Boneyard Tools

Uncompressed Audio File Size Calculator

Enter the sample rate, bit depth, channel count and duration to estimate the size of uncompressed PCM audio such as a WAV file. The calculator returns the bitrate in kbps and the size in bytes and megabytes.

How to use the audio file size calculator

  1. Enter the sample rate in hertz, such as 44100 for CD quality.
  2. Set the bit depth and number of channels, for example 16-bit stereo.
  3. Enter the duration in seconds to read the bitrate and file size.

Examples

One minute of CD-quality audio

44100 Hz, 16-bit, 2 channels, 60 s
1411.2 kbps, about 10.09 MB

Studio stereo bitrate

48000 Hz, 24-bit, 2 channels, 1 s
2304 kbps

Frequently asked questions

How is uncompressed audio size calculated?

The bitrate equals sample rate times bit depth times channels. Multiply by the duration in seconds and divide by 8 to get bytes, since there are 8 bits in a byte.

Why is CD audio about 1411 kbps?

CD audio is 44100 Hz, 16-bit and stereo, so 44100 x 16 x 2 equals 1411200 bits per second, or 1411.2 kbps. That is the raw uncompressed rate before any codec.

Does this account for MP3 or AAC compression?
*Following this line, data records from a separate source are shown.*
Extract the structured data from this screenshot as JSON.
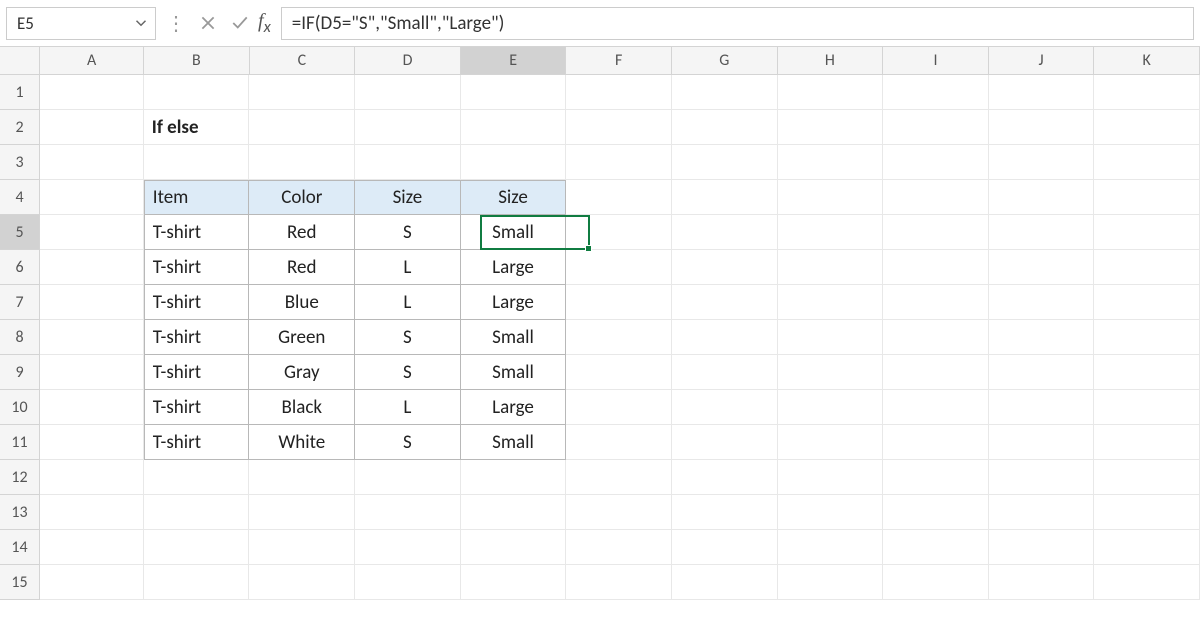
{
  "formulaBar": {
    "nameBox": "E5",
    "formula": "=IF(D5=\"S\",\"Small\",\"Large\")"
  },
  "columns": [
    "A",
    "B",
    "C",
    "D",
    "E",
    "F",
    "G",
    "H",
    "I",
    "J",
    "K"
  ],
  "rowNumbers": [
    "1",
    "2",
    "3",
    "4",
    "5",
    "6",
    "7",
    "8",
    "9",
    "10",
    "11",
    "12",
    "13",
    "14",
    "15"
  ],
  "selectedCell": {
    "col": "E",
    "row": "5"
  },
  "title": "If else",
  "table": {
    "headers": [
      "Item",
      "Color",
      "Size",
      "Size"
    ],
    "rows": [
      [
        "T-shirt",
        "Red",
        "S",
        "Small"
      ],
      [
        "T-shirt",
        "Red",
        "L",
        "Large"
      ],
      [
        "T-shirt",
        "Blue",
        "L",
        "Large"
      ],
      [
        "T-shirt",
        "Green",
        "S",
        "Small"
      ],
      [
        "T-shirt",
        "Gray",
        "S",
        "Small"
      ],
      [
        "T-shirt",
        "Black",
        "L",
        "Large"
      ],
      [
        "T-shirt",
        "White",
        "S",
        "Small"
      ]
    ]
  }
}
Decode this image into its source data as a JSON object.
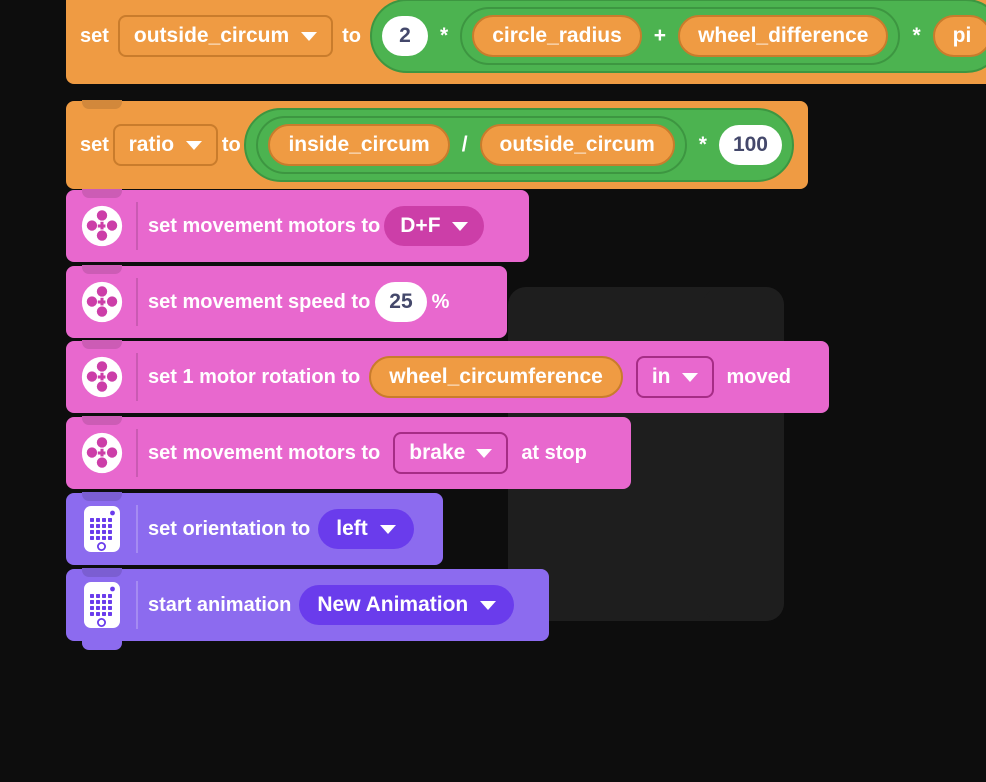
{
  "workspace": {
    "background_color": "#0d0d0d",
    "ghost_color": "#1e1e1e"
  },
  "palette": {
    "variable_orange": "#ef9b43",
    "operator_green": "#4cb350",
    "motor_pink": "#e868ce",
    "motor_pink_dark": "#cc3ea8",
    "display_purple": "#8c6bef",
    "display_purple_dark": "#6a3cec",
    "number_text": "#44486b"
  },
  "script": {
    "blocks": [
      {
        "id": "set-outside-circum",
        "category": "variable",
        "set_word": "set",
        "variable": "outside_circum",
        "to_word": "to",
        "expression": {
          "number": "2",
          "op1": "*",
          "inner_left": "circle_radius",
          "inner_op": "+",
          "inner_right": "wheel_difference",
          "op2": "*",
          "tail_variable": "pi"
        }
      },
      {
        "id": "set-ratio",
        "category": "variable",
        "set_word": "set",
        "variable": "ratio",
        "to_word": "to",
        "expression": {
          "left": "inside_circum",
          "op1": "/",
          "right": "outside_circum",
          "op2": "*",
          "number": "100"
        }
      },
      {
        "id": "set-movement-motors",
        "category": "motor",
        "icon": "motor-icon",
        "text": "set movement motors to",
        "dropdown": "D+F",
        "dropdown_style": "pill"
      },
      {
        "id": "set-movement-speed",
        "category": "motor",
        "icon": "motor-icon",
        "text": "set movement speed to",
        "value": "25",
        "suffix": "%"
      },
      {
        "id": "set-motor-rotation",
        "category": "motor",
        "icon": "motor-icon",
        "text": "set 1 motor rotation to",
        "reporter": "wheel_circumference",
        "dropdown": "in",
        "dropdown_style": "rect",
        "suffix": "moved"
      },
      {
        "id": "set-movement-motors-brake",
        "category": "motor",
        "icon": "motor-icon",
        "text": "set movement motors to",
        "dropdown": "brake",
        "dropdown_style": "rect",
        "suffix": "at stop"
      },
      {
        "id": "set-orientation",
        "category": "display",
        "icon": "hub-icon",
        "text": "set orientation to",
        "dropdown": "left",
        "dropdown_style": "pill"
      },
      {
        "id": "start-animation",
        "category": "display",
        "icon": "hub-icon",
        "text": "start animation",
        "dropdown": "New Animation",
        "dropdown_style": "pill"
      }
    ]
  }
}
No. This is the uncompressed PCM size, the same as a WAV or AIFF file. Lossy formats like MP3 are far smaller because they discard data to hit a target bitrate.

Why are megabytes based on 1048576 bytes?

This calculator uses binary megabytes, where one MB is 1024 x 1024 bytes. That matches how operating systems usually report file sizes on disk.

Is the WAV header included?

No. The header is only a few dozen bytes and is negligible next to the audio data, so the estimate reflects the raw sample data itself.